[quote=spdrun]Cars with 6, 7 speed transmissions or CVTs already have a tall top gear at detriment to throttle response. The issue isn’t gearing at this point — efficiency is limited by air, drivetrain, and road drag.
You might be able to gain efficiency by making cars lighter (lesser crash safety if they crash less), but above 80 mph, drag is mostly from air resistance. Frontal area isn’t going to change much unless you start building 4-person autonomous motorbikes.
And if anything, autonomous cars will be even more bloated since people will want to stand up, eat, go to the toilet. Think of an 80s VW Microbus except scaled up 25% in all directions for fatties.[/quote]

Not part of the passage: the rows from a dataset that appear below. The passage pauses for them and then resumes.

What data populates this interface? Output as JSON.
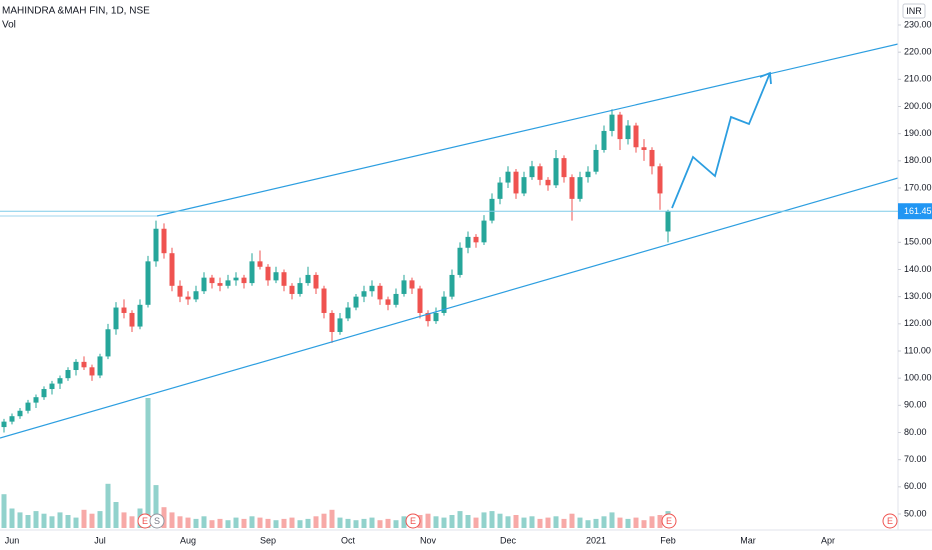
{
  "chart_data": {
    "type": "candlestick",
    "title": "MAHINDRA &MAH FIN, 1D, NSE",
    "volume_label": "Vol",
    "currency": "INR",
    "last_price": 161.45,
    "events": [
      "E",
      "S",
      "E",
      "E",
      "E"
    ],
    "categories": [
      null,
      "Jun",
      null,
      null,
      null,
      null,
      null,
      null,
      null,
      null,
      null,
      null,
      "Jul",
      null,
      null,
      null,
      null,
      null,
      null,
      null,
      null,
      null,
      null,
      "Aug",
      null,
      null,
      null,
      null,
      null,
      null,
      null,
      null,
      null,
      "Sep",
      null,
      null,
      null,
      null,
      null,
      null,
      null,
      null,
      null,
      "Oct",
      null,
      null,
      null,
      null,
      null,
      null,
      null,
      null,
      null,
      "Nov",
      null,
      null,
      null,
      null,
      null,
      null,
      null,
      null,
      null,
      "Dec",
      null,
      null,
      null,
      null,
      null,
      null,
      null,
      null,
      null,
      null,
      "2021",
      null,
      null,
      null,
      null,
      null,
      null,
      null,
      null,
      "Feb",
      null,
      null,
      null,
      null,
      null,
      null,
      null,
      null,
      null,
      "Mar",
      null,
      null,
      null,
      null,
      null,
      null,
      null,
      null,
      null,
      "Apr",
      null,
      null,
      null,
      null,
      null,
      null,
      null,
      null
    ],
    "ohlc": [
      [
        82,
        85,
        80,
        84
      ],
      [
        84,
        87,
        83,
        86
      ],
      [
        86,
        89,
        85,
        88
      ],
      [
        88,
        92,
        87,
        91
      ],
      [
        91,
        94,
        89,
        93
      ],
      [
        93,
        97,
        92,
        96
      ],
      [
        96,
        99,
        94,
        98
      ],
      [
        98,
        101,
        96,
        100
      ],
      [
        100,
        104,
        99,
        103
      ],
      [
        103,
        107,
        101,
        106
      ],
      [
        106,
        108,
        103,
        104
      ],
      [
        104,
        105,
        99,
        101
      ],
      [
        101,
        109,
        100,
        108
      ],
      [
        108,
        120,
        107,
        118
      ],
      [
        118,
        128,
        116,
        126
      ],
      [
        126,
        129,
        122,
        124
      ],
      [
        124,
        125,
        117,
        119
      ],
      [
        119,
        129,
        118,
        127
      ],
      [
        127,
        145,
        126,
        143
      ],
      [
        143,
        158,
        141,
        155
      ],
      [
        155,
        157,
        144,
        146
      ],
      [
        146,
        148,
        132,
        134
      ],
      [
        134,
        136,
        128,
        130
      ],
      [
        130,
        132,
        127,
        129
      ],
      [
        129,
        134,
        128,
        132
      ],
      [
        132,
        139,
        131,
        137
      ],
      [
        137,
        138,
        133,
        135
      ],
      [
        135,
        137,
        132,
        134
      ],
      [
        134,
        138,
        133,
        136
      ],
      [
        136,
        139,
        134,
        137
      ],
      [
        137,
        138,
        133,
        135
      ],
      [
        135,
        146,
        134,
        143
      ],
      [
        143,
        147,
        140,
        141
      ],
      [
        141,
        142,
        134,
        136
      ],
      [
        136,
        141,
        135,
        139
      ],
      [
        139,
        140,
        132,
        134
      ],
      [
        134,
        135,
        129,
        131
      ],
      [
        131,
        137,
        130,
        135
      ],
      [
        135,
        141,
        134,
        138
      ],
      [
        138,
        139,
        131,
        133
      ],
      [
        133,
        134,
        122,
        124
      ],
      [
        124,
        125,
        113,
        117
      ],
      [
        117,
        124,
        116,
        122
      ],
      [
        122,
        128,
        121,
        126
      ],
      [
        126,
        131,
        125,
        130
      ],
      [
        130,
        134,
        128,
        132
      ],
      [
        132,
        136,
        130,
        134
      ],
      [
        134,
        135,
        127,
        129
      ],
      [
        129,
        130,
        125,
        127
      ],
      [
        127,
        133,
        126,
        131
      ],
      [
        131,
        138,
        130,
        136
      ],
      [
        136,
        137,
        131,
        133
      ],
      [
        133,
        134,
        122,
        124
      ],
      [
        124,
        125,
        119,
        121
      ],
      [
        121,
        126,
        120,
        124
      ],
      [
        124,
        132,
        123,
        130
      ],
      [
        130,
        140,
        129,
        138
      ],
      [
        138,
        150,
        137,
        148
      ],
      [
        148,
        154,
        146,
        152
      ],
      [
        152,
        153,
        148,
        150
      ],
      [
        150,
        160,
        149,
        158
      ],
      [
        158,
        168,
        157,
        166
      ],
      [
        166,
        174,
        164,
        172
      ],
      [
        172,
        178,
        170,
        176
      ],
      [
        176,
        177,
        166,
        168
      ],
      [
        168,
        176,
        167,
        174
      ],
      [
        174,
        180,
        173,
        178
      ],
      [
        178,
        179,
        171,
        173
      ],
      [
        173,
        174,
        169,
        171
      ],
      [
        171,
        184,
        170,
        181
      ],
      [
        181,
        182,
        172,
        174
      ],
      [
        174,
        175,
        158,
        166
      ],
      [
        166,
        176,
        165,
        174
      ],
      [
        174,
        178,
        172,
        176
      ],
      [
        176,
        186,
        175,
        184
      ],
      [
        184,
        193,
        183,
        191
      ],
      [
        191,
        199,
        189,
        197
      ],
      [
        197,
        198,
        184,
        188
      ],
      [
        188,
        195,
        186,
        193
      ],
      [
        193,
        194,
        183,
        185
      ],
      [
        185,
        188,
        180,
        184
      ],
      [
        184,
        185,
        175,
        178
      ],
      [
        178,
        179,
        162,
        168
      ],
      [
        154,
        162,
        150,
        161.45
      ],
      null,
      null,
      null,
      null,
      null,
      null,
      null,
      null,
      null,
      null,
      null,
      null,
      null,
      null,
      null,
      null,
      null,
      null,
      null,
      null,
      null,
      null,
      null,
      null,
      null,
      null,
      null,
      null
    ],
    "volume": [
      2.6,
      1.5,
      1.2,
      1.0,
      1.3,
      1.1,
      0.9,
      1.2,
      1.0,
      0.8,
      1.4,
      1.1,
      1.3,
      3.4,
      2.0,
      1.2,
      0.9,
      1.5,
      10,
      3.3,
      1.6,
      1.2,
      0.9,
      0.8,
      0.7,
      0.9,
      0.6,
      0.7,
      0.6,
      0.8,
      0.7,
      0.9,
      0.8,
      0.7,
      0.6,
      0.7,
      0.8,
      0.6,
      0.7,
      0.9,
      1.1,
      1.4,
      0.8,
      0.7,
      0.6,
      0.7,
      0.8,
      0.6,
      0.7,
      0.6,
      0.9,
      0.7,
      1.0,
      1.1,
      0.9,
      0.8,
      1.0,
      1.3,
      1.0,
      0.8,
      1.2,
      1.3,
      1.1,
      0.9,
      1.0,
      0.8,
      0.9,
      0.7,
      0.8,
      0.9,
      0.7,
      1.1,
      0.8,
      0.6,
      0.7,
      0.9,
      1.2,
      0.8,
      0.7,
      0.8,
      0.6,
      0.9,
      1.0,
      1.3,
      null,
      null,
      null,
      null,
      null,
      null,
      null,
      null,
      null,
      null,
      null,
      null,
      null,
      null,
      null,
      null,
      null,
      null,
      null,
      null,
      null,
      null,
      null,
      null,
      null,
      null,
      null,
      null
    ],
    "ylim": [
      50,
      230
    ],
    "yticks": [
      {
        "value": 230,
        "label": "230.00"
      },
      {
        "value": 220,
        "label": "220.00"
      },
      {
        "value": 210,
        "label": "210.00"
      },
      {
        "value": 200,
        "label": "200.00"
      },
      {
        "value": 190,
        "label": "190.00"
      },
      {
        "value": 180,
        "label": "180.00"
      },
      {
        "value": 170,
        "label": "170.00"
      },
      {
        "value": 160,
        "label": "160.00"
      },
      {
        "value": 150,
        "label": "150.00"
      },
      {
        "value": 140,
        "label": "140.00"
      },
      {
        "value": 130,
        "label": "130.00"
      },
      {
        "value": 120,
        "label": "120.00"
      },
      {
        "value": 110,
        "label": "110.00"
      },
      {
        "value": 100,
        "label": "100.00"
      },
      {
        "value": 90,
        "label": "90.00"
      },
      {
        "value": 80,
        "label": "80.00"
      },
      {
        "value": 70,
        "label": "70.00"
      },
      {
        "value": 60,
        "label": "60.00"
      },
      {
        "value": 50,
        "label": "50.00"
      }
    ],
    "up_color": "#26a69a",
    "down_color": "#ef5350",
    "grid": false
  }
}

Average cars today still have drag co-efficient between .25-.35. They can totally reduce that to the high teens low 20s. Think Model 3. Regarding drive train, it’s not about the amount of gear but about the gear ratio of the overdrive gear. Then there’s the tuning of the engine. Think gas throttle response vs diesel gas mileage. If we no longer care about throttle response, then we can come up with engines like the turbo diesel that get awesome highway gas mileage at the detriment of throttle response.
Also keep in mind we’re talking about varying degrees of efficiency, not absolute in-efficiency. I would take slightly less efficiency for the convenience of autonomous car over train any day of the week and on Sunday.